Kathleen Hauser, instructor in engineering at Penn State Berks, who is coordinating the project, explained that the challenge, based on a real-world scientific topic, has three components: the robot game, the project, and the core values. Teams of students participate in the challenge by programming an autonomous robot to score points on a themed playing field (robot game) and develop a solution to a problem identified by the challenge (project), all guided by the FIRST LEGO League Core Values.
This season's challenge is “CITY SHAPER.” For the project, each team will observe how cities and buildings grow, thrive and change. They’ll create new, innovative solutions to help shape an optimal future, using environment and modern-day tools and technology to make it last. They can use what they learn to help plan a strong, sustainable and inclusive FIRST City.
Nearly 100 Penn State Berks faculty, staff and students, as well as volunteers from the local community, will help to run and judge the tournament and referee the robot competition.

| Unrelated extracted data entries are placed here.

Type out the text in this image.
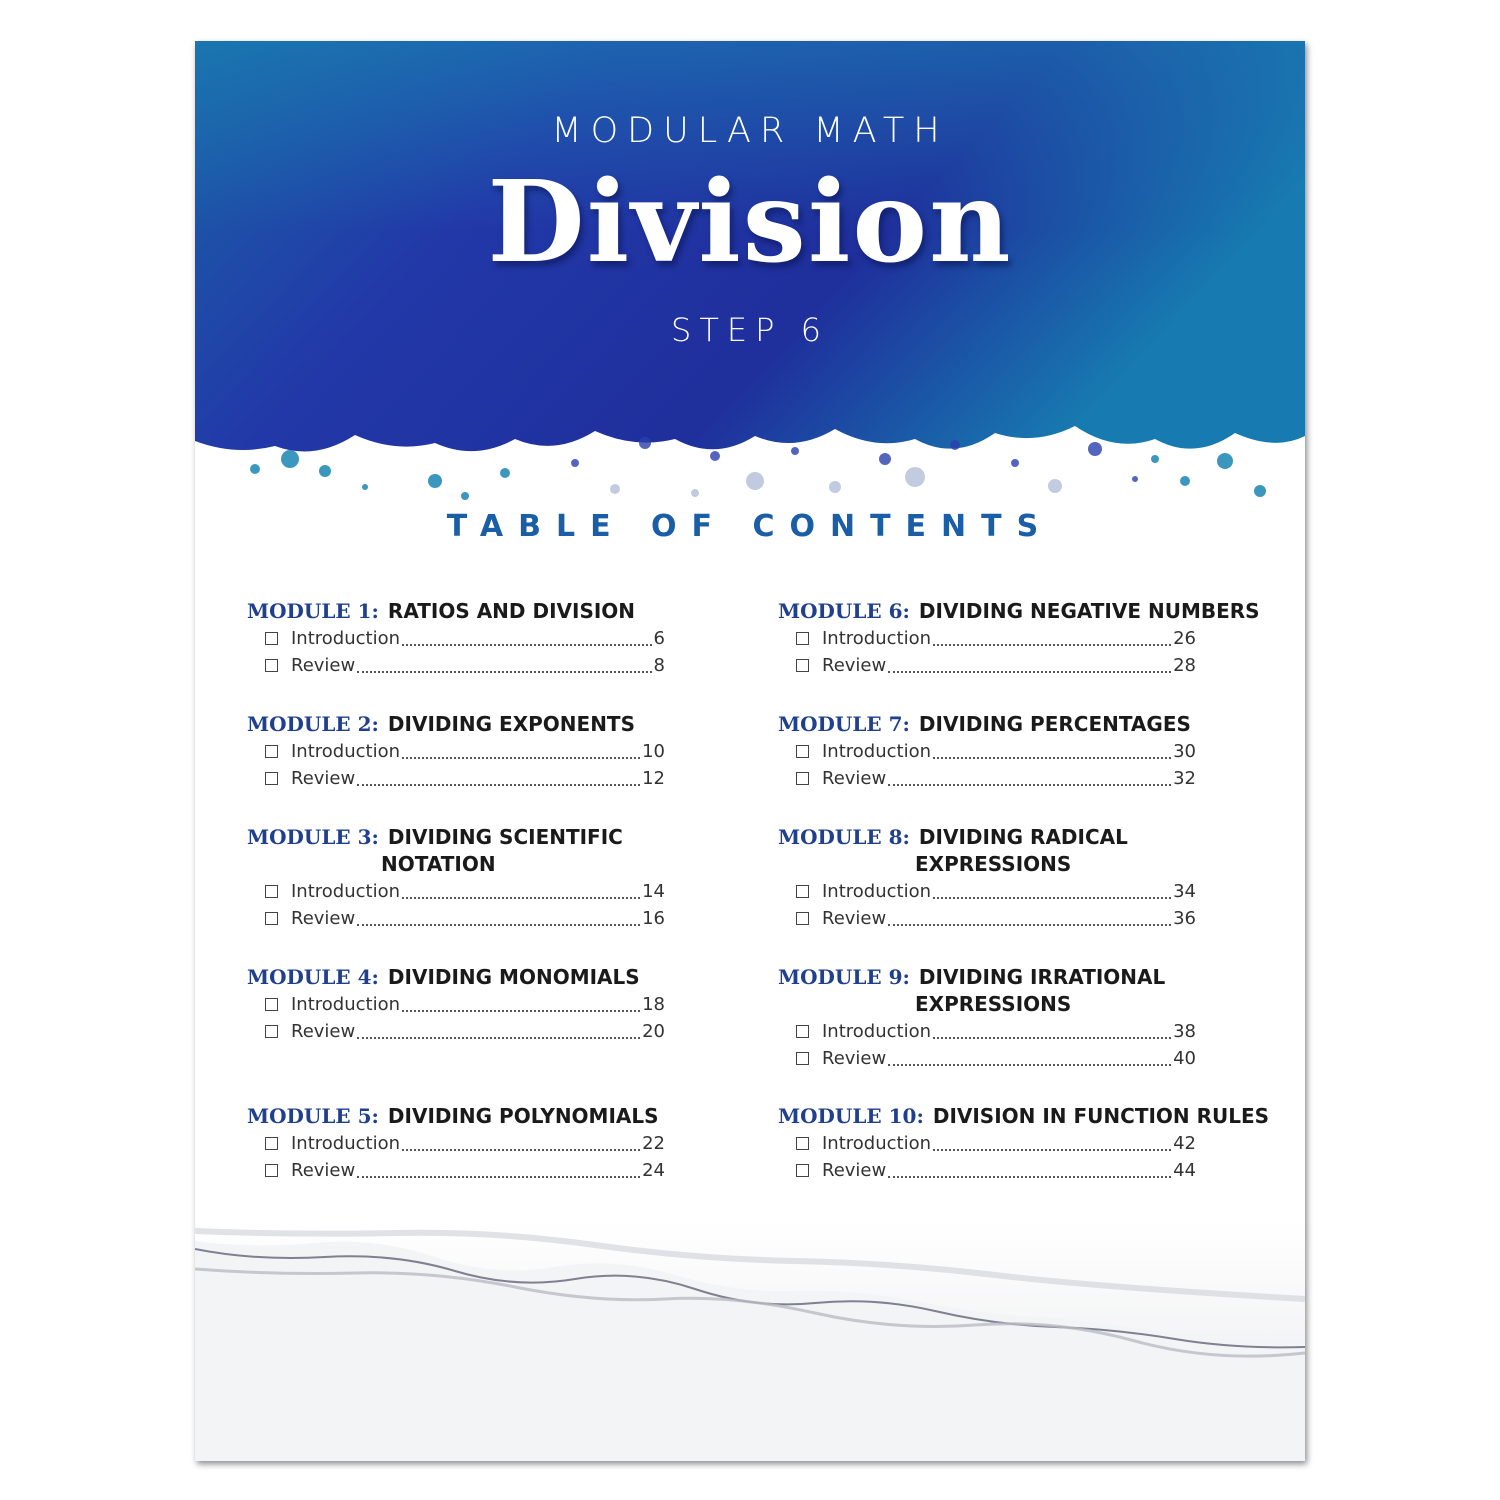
MODULAR MATH
Division
STEP 6
TABLE OF CONTENTS
MODULE 1: RATIOS AND DIVISION
Introduction	6
Review	8
MODULE 2: DIVIDING EXPONENTS
Introduction	10
Review	12
MODULE 3: DIVIDING SCIENTIFIC
NOTATION
Introduction	14
Review	16
MODULE 4: DIVIDING MONOMIALS
Introduction	18
Review	20
MODULE 5: DIVIDING POLYNOMIALS
Introduction	22
Review	24
MODULE 6: DIVIDING NEGATIVE NUMBERS
Introduction	26
Review	28
MODULE 7: DIVIDING PERCENTAGES
Introduction	30
Review	32
MODULE 8: DIVIDING RADICAL
EXPRESSIONS
Introduction	34
Review	36
MODULE 9: DIVIDING IRRATIONAL
EXPRESSIONS
Introduction	38
Review	40
MODULE 10: DIVISION IN FUNCTION RULES
Introduction	42
Review	44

“Penn State Berks has always been interested in supporting the local community and engages in all types of activities that demonstrate that,” said Hauser. “Penn State Berks has the opportunity to give back to our local community while generating excitement about STEAM fields at the same time. We all benefit from these type of partnerships.”
Hauser said that Penn State Berks students will learn the value of sharing their time at an event that allows children to take part in the community in a STEAM activity.
“We are engaging our youth in the science, technology, engineering, arts and math fields and having a whole lot of fun doing it,” said Hauser.